The hope that there is a short-cut that can avoid the long slog of organising, struggling against bosses and bureaucrats at work and on the streets, and, ultimately revolution to bring about fundamental change is a feature of mass politics in all but periods of the most intense class mobilisation. For more than 100 years, social democratic and labour parties have been vehicles of such hopes and Corbyn is their focus in Britain today.
He is a member of a tiny parliamentary Labour faction, an outspoken socialist, advocate of renationalising key industries, reinforcing workers' trade union rights, the public provision of quality healthcare, education and welfare, a republican and advocate of equal rights for gays and lesbians.

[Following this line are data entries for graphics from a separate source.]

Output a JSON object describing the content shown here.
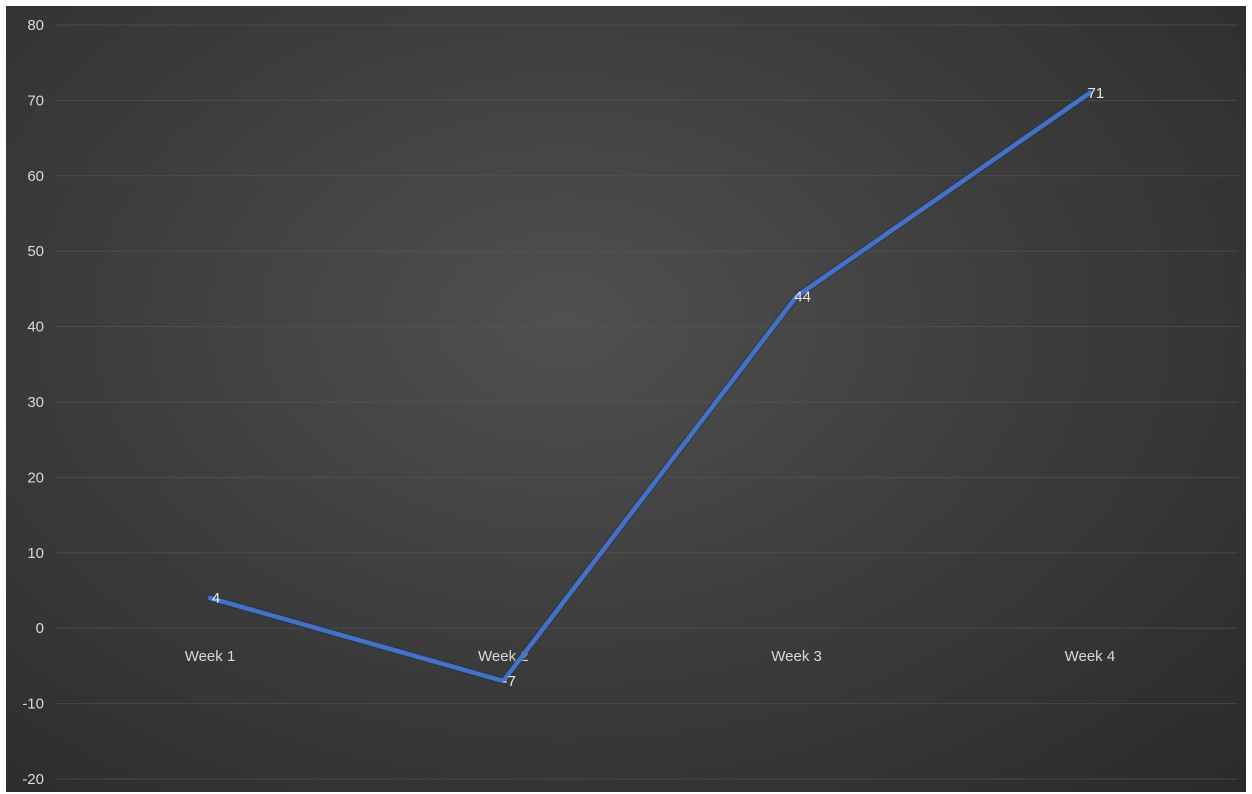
{
  "chart_data": {
    "type": "line",
    "categories": [
      "Week 1",
      "Week 2",
      "Week 3",
      "Week 4"
    ],
    "series": [
      {
        "values": [
          4,
          -7,
          44,
          71
        ],
        "color": "#4472C4"
      }
    ],
    "data_labels": [
      "4",
      "-7",
      "44",
      "71"
    ],
    "ylim": [
      -20,
      80
    ],
    "yticks": [
      -20,
      -10,
      0,
      10,
      20,
      30,
      40,
      50,
      60,
      70,
      80
    ],
    "grid": true,
    "legend": "none",
    "background": "#3f3f3f",
    "tick_color": "#d9d9d9"
  }
}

He opposed the US-Anglo-Australian invasion of Iraq, is a critic of apartheid Israel and, unlike Shorten, has denounced the Abbott government's persecution of refugees.
Corbyn has won British Labour tens of thousands of new members, almost 100,000 new 'affiliated members', overwhelmingly from affiliated trade unions, and more than 50,000 new registered supporters. Enthusiastic meetings of thousands greeted him across the country.

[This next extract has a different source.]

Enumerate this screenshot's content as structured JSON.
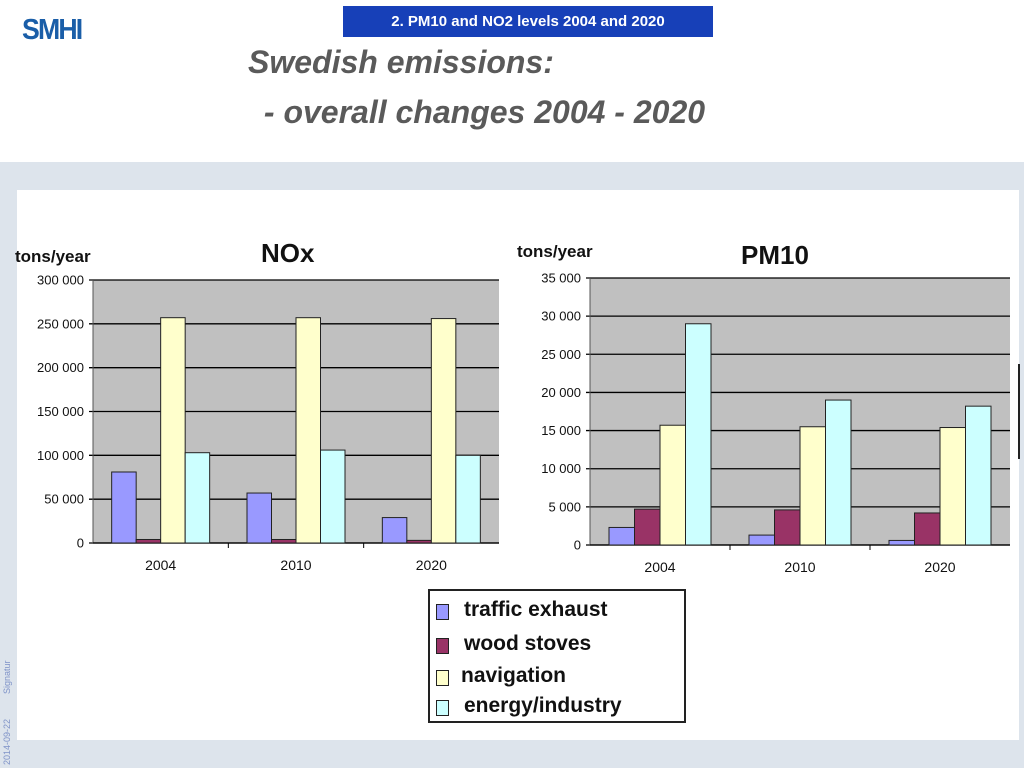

His success demonstrated that there are huge numbers of people in Britain who want radical, left-wing policies. There could be even more, in Britain and in Australia, if concrete arguments for such policies and socialism could reach a wider audience.
From the Spectator, with a piece headed 'Pig ignorant click activists are in charge now', on the right to the Guardian on the liberal left, the British press denounced Corbyn and forecast disaster for Labour. The same was true in the Australian media.
Once it became apparent that Corbyn could win the British Labour leadership, the real attitude to democracy of people whose primary commitment is to the existing exploitative order, like Murdoch creature Greg Sheridan, became apparent. He put the prospect of a Corbyn victory down to a 'mad process'. That process of mass democracy was proposed by Baron Ray Collins of Highbury, a former right wing union official and Labour Party general secretary.
The Blairites were confident that a majority of Party members and supporters, who either paid ₤3 ($6.50) to officially register or belonged to affiliated unions, would always back reasonable, responsible upholders of conservative common sense, like themselves. It backfired.
Australian Labor's leader election and parliamentary caucus rules make the Corbyn scenario for a swerve to the left unlikely here. But the response to him is instructive.
For those with corporate, governmental or judicial power and their mouthpieces democracy is suspect; to be tolerated so long as right-thinking people are elected; to be denounced or simply dispensed with if it proves inconvenient. That's what governor-general John Kerr did, when he sacked prime minister Gough Whitlam in 1975, to the cheers of Australian conservatives. For our rulers democracy where it really counts, in the workplace, is entirely unthinkable.
Rick Kuhn is an adjunct reader in sociology at the Australian National University and the author, with Tom Bramble, of Labor's Conflict: Big Business, Workers and the Politics of Class.